Somehow when the weather gets chilly, filling stews find their place on the menu. Auther Mary Emma Allen whets our appetite with descriptions of the different stew varieties.
Satisfying hearty appetites
My mother made stews regularly for our winter meals, simmering them in the black iron pot on the kitchen wood stove. Then, when the wind and snow blew cold, the stew satisfied the hearty appetites of farm folk and restored their energy outdoor chores. These warming, filling brews were made from meats and vegetables cooked until tender and the flavors blended.
I was reminded of Mother’s cooking the other night when I made beef stew for supper. This is one of my husband’s favorite winter dishes.
Stews have long heritage
Stews have been on the menu since man began boiling chunks of meat – beef, pork, lamb, chicken – with herbs and vegetables.
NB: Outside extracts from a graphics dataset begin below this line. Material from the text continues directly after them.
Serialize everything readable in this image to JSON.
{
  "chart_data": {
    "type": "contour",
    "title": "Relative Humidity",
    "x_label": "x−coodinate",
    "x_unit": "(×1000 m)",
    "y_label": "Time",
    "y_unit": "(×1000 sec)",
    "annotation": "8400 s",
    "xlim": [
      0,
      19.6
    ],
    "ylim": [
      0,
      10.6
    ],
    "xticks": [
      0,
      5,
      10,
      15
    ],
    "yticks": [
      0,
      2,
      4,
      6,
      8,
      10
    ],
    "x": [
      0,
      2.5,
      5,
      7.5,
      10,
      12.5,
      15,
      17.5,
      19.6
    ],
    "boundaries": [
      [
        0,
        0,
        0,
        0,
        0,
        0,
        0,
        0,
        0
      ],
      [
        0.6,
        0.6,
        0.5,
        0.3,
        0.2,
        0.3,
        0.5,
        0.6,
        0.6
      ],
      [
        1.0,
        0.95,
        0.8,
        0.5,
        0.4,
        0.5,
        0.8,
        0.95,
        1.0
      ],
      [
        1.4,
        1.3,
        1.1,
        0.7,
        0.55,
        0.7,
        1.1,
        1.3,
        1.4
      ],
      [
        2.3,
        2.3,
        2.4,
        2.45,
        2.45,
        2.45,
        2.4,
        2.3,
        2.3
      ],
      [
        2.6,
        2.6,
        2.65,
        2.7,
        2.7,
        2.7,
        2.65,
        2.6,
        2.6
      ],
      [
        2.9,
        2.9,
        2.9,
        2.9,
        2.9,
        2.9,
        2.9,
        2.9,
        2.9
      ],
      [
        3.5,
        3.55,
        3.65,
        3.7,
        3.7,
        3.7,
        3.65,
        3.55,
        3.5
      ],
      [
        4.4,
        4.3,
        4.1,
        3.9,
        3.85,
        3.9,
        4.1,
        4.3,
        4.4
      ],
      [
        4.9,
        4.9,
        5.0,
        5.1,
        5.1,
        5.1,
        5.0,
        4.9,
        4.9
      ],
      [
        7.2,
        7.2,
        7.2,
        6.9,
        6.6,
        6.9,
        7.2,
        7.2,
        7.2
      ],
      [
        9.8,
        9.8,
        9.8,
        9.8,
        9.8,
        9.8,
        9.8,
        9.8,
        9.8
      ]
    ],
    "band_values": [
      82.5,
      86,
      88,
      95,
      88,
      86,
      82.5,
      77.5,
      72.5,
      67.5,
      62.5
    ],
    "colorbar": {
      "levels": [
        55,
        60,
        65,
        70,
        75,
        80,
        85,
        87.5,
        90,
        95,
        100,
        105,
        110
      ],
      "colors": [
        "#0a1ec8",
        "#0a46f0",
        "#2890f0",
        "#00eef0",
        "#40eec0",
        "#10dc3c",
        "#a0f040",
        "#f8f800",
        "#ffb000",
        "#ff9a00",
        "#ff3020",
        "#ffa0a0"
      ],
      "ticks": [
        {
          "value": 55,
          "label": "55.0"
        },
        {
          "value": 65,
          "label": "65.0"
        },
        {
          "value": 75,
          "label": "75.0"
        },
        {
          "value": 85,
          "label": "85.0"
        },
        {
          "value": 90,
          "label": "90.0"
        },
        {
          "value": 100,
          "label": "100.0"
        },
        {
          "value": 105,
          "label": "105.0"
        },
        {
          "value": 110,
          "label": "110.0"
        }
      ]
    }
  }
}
Early settlers in this country used many game meats for their pots of stew.
Squirrel and rabbit stews were common standbys which sustained many a pioneer.
This brew of squirrel and vegetables was the original basis for BRUNSWICK STEW, a Southern favorite claimed by Brunswick counties in both North Carolina and Virginia.
Legend has it that this dish originated when a candidate wanted something special to serve at a political rally. So he called upon a culinary friend to create a new variation of squirrel stew.
Today’s brunswick stew
Squirrels gradually have disappeared from the brew. Nowadays most recipes call for chicken as the main meat, and often the addition of beef, veal, or ham.
However, for many years, the squirrel/chicken concoction was served regularly at many social gatherings in Virginia and nearby areas.
Other traditional stews
COCIDO, a stew made from chick peas and various combinations of meats – rabbit, lamb, veal, sausage, ham, beef, chicken – simmered in one pot is a national favorite of Spain.
HASENPFEFFER is the German variation of good ole rabbit stew. It was served wherever German settlers established themselves in this land.
IRISH STEW is best known as a dish made with lamb or mutton, but some recipes call for beef, veal, spareribs, and kidneys, either separately or in various combinations. To this is added white potatoes, carrots, onions, peas, and often turnips.
Some veal and lamb stews, like the FRENCH VEAL BLANQUETTE, have a light colored broth. Instead of browning the meat, the cook prepares it, from the very beginning, in wine, water, or stock.
Stews, even the old faithful beef one, can be made in endless variations. To the basic meat, onions, carrots, and potatoes can be added peas, green beans, corn, limas, cabbage, turnips, tomatoes, sweet potatoes, and even Brussels sprouts.
Dumplings often accompany a hearty stew. However, my favorite accompaniment when I was a child was Mother’s STEAMED BREAD. Simply lay slices of bread on the meat and vegetables shortly before serving; cover kettle and let steam until bread has absorbed juice enough to be slightly dampened, but not soggy or mushy. I could make a meal just on steamed bread alone.